Specifically, Discord engineers needed a sorted data structure capable of supporting a large number of concurrent mutations with the ability to give back a list of affected indices. So, they started to analyze which Elixir data structures could meet those requirements, including MapSet, List, and Ordset. None of them were suitable, especially when considering their worst-case performance on collections of 250,000+ items. A similar research conducted among available third-party packages held no useful results either and for very much the same reasons.

At this point, Discord engineers took a completely different approach and attempted to use a Native Implemented Function (NIF) to reach their goal. NIFs are a mechanism that enables the use of native code from within the BEAM virtual machine as if it were just another Elixir or Erlang built-in function. Rust seemed the natural choice as a language to build a NIF, thanks to both its "zero-cost abstractions" approach and its strong safety guarantees that promised to minimize the chances to crash the BEAM VM or leak memory. Additionally, the Rust ecosystem already provides an open-source library to make it easier to write BEAM NIFs using Rust, Rustler. Rustler provides facilities to generate interface boilerplate, encoding and decoding, and error management.

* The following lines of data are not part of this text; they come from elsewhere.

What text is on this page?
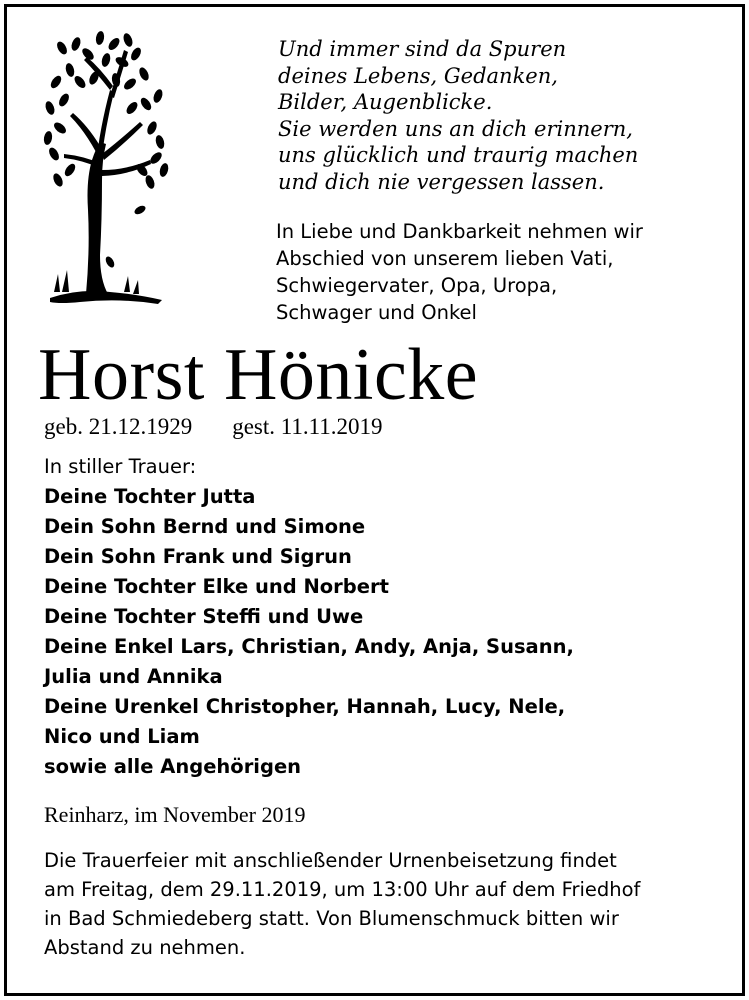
Und immer sind da Spuren
deines Lebens, Gedanken,
Bilder, Augenblicke.
Sie werden uns an dich erinnern,
uns glücklich und traurig machen
und dich nie vergessen lassen.
In Liebe und Dankbarkeit nehmen wir
Abschied von unserem lieben Vati,
Schwiegervater, Opa, Uropa,
Schwager und Onkel
Horst Hönicke
geb. 21.12.1929 gest. 11.11.2019
In stiller Trauer:
Deine Tochter Jutta
Dein Sohn Bernd und Simone
Dein Sohn Frank und Sigrun
Deine Tochter Elke und Norbert
Deine Tochter Steffi und Uwe
Deine Enkel Lars, Christian, Andy, Anja, Susann,
Julia und Annika
Deine Urenkel Christopher, Hannah, Lucy, Nele,
Nico und Liam
sowie alle Angehörigen
Reinharz, im November 2019
Die Trauerfeier mit anschließender Urnenbeisetzung findet
am Freitag, dem 29.11.2019, um 13:00 Uhr auf dem Friedhof
in Bad Schmiedeberg statt. Von Blumenschmuck bitten wir
Abstand zu nehmen.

After several iterations, Discord engineers could write a Rust implementation of a SortedSet which delivered a significant 6.5x best-case performance improvement and a huge 160x worst-case performance improvement. The new SortedSet was subsequently used as a foundation for all Discord guilds, i.e., roughly speaking, user groups.

This project showed how effectively Rust can be integrated with the BEAM VM, providing not only performance and safety, but also reliability at scale, without losing the advantages of programming in a higher-level, functional language such as Elixir.